X

Jason Labbe

She named no roads.


X is the common variable, in this case

uncommon initial that stands

for her unknown name.

I’m Sandra but call me Joanne no call me Ann.

We picked at Vietnamese in silence.

I glimpsed the unmistakable X into a scribble

next to the X on the credit slip.

We joked in whispers through two movies:

the first flashed a string of crash scenes, the other

was more equestrian. A white horse fell in the mud.

She asked to stay the night

and sleep-talked into Sunday:

The route through the orchard is no escape.
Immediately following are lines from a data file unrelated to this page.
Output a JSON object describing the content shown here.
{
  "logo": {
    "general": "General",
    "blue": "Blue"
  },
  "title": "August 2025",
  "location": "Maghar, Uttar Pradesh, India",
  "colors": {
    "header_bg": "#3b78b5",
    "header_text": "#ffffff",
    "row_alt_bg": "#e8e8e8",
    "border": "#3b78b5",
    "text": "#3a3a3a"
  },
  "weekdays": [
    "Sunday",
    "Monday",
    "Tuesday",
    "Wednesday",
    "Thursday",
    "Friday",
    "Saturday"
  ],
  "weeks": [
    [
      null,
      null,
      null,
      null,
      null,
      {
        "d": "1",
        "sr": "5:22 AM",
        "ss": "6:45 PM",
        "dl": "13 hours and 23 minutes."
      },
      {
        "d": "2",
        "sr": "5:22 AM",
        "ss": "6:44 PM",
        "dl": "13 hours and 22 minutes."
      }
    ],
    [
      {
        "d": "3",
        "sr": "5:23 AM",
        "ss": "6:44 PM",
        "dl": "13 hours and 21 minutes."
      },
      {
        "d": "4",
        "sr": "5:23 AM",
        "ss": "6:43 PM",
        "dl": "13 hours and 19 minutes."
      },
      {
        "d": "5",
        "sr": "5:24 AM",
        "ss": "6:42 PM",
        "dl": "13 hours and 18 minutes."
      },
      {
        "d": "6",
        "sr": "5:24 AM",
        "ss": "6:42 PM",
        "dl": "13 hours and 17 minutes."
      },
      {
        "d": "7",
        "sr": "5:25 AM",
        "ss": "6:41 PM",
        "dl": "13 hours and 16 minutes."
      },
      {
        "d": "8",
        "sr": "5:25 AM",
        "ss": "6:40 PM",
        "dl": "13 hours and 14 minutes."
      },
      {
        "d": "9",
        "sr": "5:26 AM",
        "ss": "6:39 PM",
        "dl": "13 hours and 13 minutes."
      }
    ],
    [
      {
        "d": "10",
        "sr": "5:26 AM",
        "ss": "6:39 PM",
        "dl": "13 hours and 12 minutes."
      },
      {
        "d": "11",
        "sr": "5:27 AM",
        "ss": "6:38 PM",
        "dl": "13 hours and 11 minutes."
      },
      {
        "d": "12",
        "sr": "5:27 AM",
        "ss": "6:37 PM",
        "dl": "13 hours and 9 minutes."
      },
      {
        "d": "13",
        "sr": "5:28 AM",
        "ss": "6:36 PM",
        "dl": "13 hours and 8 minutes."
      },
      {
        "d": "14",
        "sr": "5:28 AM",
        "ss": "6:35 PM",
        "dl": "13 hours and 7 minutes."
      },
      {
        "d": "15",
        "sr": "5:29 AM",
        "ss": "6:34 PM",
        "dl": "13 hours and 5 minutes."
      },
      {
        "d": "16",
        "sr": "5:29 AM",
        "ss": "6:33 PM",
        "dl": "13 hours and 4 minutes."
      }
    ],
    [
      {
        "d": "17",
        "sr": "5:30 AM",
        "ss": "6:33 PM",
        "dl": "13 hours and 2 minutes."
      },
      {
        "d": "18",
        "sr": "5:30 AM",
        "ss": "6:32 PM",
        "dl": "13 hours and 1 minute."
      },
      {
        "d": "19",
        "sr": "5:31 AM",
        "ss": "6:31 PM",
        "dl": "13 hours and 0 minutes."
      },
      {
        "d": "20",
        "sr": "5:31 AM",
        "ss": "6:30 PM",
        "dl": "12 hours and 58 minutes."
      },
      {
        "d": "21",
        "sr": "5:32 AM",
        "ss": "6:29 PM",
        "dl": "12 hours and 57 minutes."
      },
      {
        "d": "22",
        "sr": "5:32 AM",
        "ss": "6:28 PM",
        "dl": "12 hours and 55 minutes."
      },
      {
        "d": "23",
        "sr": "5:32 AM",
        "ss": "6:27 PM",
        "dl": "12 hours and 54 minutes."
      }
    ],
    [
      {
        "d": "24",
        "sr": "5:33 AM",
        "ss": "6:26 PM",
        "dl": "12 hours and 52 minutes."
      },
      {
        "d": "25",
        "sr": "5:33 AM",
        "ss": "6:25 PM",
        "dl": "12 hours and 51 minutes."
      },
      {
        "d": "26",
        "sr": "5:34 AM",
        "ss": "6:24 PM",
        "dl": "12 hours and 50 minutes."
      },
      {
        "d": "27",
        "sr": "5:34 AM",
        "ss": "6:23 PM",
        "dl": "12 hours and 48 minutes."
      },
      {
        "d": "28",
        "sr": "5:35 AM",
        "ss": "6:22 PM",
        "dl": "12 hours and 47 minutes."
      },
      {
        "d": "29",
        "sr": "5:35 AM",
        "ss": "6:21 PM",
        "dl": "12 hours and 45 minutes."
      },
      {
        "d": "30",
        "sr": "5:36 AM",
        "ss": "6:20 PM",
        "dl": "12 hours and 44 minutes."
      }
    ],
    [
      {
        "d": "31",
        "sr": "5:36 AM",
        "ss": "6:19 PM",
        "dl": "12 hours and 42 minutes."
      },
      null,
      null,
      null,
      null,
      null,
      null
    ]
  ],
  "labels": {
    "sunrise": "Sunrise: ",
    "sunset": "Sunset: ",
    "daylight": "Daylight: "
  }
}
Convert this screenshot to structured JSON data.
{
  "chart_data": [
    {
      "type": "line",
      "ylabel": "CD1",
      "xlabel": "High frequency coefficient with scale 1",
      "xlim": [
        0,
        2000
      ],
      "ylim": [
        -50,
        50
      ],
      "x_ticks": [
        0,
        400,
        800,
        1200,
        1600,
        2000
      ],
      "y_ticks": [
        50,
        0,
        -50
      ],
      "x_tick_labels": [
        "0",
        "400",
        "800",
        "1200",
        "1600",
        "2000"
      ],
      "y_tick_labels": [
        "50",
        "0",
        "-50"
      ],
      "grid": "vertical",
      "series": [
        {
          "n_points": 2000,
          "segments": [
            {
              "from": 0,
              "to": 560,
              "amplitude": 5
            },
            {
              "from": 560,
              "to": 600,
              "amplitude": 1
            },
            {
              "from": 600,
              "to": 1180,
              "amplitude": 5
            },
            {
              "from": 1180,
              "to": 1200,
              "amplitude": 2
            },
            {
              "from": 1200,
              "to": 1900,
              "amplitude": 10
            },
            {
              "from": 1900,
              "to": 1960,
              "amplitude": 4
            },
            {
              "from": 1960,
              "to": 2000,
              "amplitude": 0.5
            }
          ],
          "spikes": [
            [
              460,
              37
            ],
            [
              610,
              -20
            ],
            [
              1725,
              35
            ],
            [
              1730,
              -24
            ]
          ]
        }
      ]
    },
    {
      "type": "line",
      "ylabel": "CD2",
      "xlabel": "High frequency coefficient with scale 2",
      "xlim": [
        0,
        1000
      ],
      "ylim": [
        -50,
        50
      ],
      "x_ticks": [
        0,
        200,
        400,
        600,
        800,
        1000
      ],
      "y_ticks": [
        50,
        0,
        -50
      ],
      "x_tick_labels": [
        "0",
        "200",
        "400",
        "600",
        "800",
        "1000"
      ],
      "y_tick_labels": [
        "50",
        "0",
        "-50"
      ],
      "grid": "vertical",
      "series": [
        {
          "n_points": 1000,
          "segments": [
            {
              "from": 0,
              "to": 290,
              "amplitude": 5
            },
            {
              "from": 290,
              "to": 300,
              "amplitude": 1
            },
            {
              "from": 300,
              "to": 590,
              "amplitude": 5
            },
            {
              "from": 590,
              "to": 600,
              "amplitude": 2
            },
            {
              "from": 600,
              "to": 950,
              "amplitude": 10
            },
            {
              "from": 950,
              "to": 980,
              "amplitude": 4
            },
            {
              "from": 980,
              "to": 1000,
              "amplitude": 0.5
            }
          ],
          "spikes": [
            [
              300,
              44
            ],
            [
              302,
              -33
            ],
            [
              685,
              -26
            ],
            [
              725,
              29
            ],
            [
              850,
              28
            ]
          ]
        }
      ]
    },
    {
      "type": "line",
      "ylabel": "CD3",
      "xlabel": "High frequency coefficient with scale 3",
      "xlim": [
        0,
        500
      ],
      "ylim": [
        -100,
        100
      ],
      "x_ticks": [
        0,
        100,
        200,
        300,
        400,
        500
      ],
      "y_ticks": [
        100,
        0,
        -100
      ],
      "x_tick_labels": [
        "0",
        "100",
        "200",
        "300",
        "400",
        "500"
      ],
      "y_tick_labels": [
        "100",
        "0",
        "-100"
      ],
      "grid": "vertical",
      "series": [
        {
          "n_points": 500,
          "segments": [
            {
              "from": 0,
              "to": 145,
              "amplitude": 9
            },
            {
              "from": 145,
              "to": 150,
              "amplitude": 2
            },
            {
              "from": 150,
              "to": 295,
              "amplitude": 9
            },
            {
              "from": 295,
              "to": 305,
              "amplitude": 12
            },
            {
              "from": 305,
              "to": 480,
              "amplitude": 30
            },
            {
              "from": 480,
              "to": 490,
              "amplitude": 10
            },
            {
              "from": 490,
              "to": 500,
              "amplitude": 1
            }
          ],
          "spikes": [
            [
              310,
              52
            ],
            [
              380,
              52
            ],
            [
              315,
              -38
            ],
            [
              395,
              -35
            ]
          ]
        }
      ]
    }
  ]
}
She drifted out around dawn.


No evidence of X by the water but the water,

its advance and withdrawal.

No swimmers drag out remains

of the shipwreck she dreamed.

We were swimming for the life boat.

The water was burning.

Cannot count her among the horizon’s

dumb audience dozing under so many umbrellas.

Like a field of stalled pinwheels, no sign

of any missing letter. The tide goes out.

The horizon is more a seam than a line.

The horizon points in two directions.


To choose one is to travel the other.


To reach the desert X didn’t mean to mention

you must drive days through cornfields.

It is / isn’t worth countless hours

of static and left-arm sunburn

to find so much hot rock and sand.

There are scorpions. Thieves who remember

nothing of X peddle hallucinogens


that fall short of the legends.

The midnight sky never suggests a letter

you can remember. No matter how far and long

it travels, despite its perfect speed, light

would have to carry a message to be obsolete.


The midnight sky is nothing to blur.


Here is the city where the man who didn’t name X,

who was / wasn’t someone else’s father,

lived and died in his car. In the salvage yard

a hubcap and a puddle go on

reflecting each other and the moon.

This is a feral cat, not a letter, not a clue.

According to my nightwatch

every lease on the block is up, the brass mill

burned, and soon comes another Sunday.

X is nowhere I wish to be.

I dread most the orchard between

this city and my own,

the acres of shade. I will walk beyond

the outskirts to return home,

not with a name, but smelling of apples.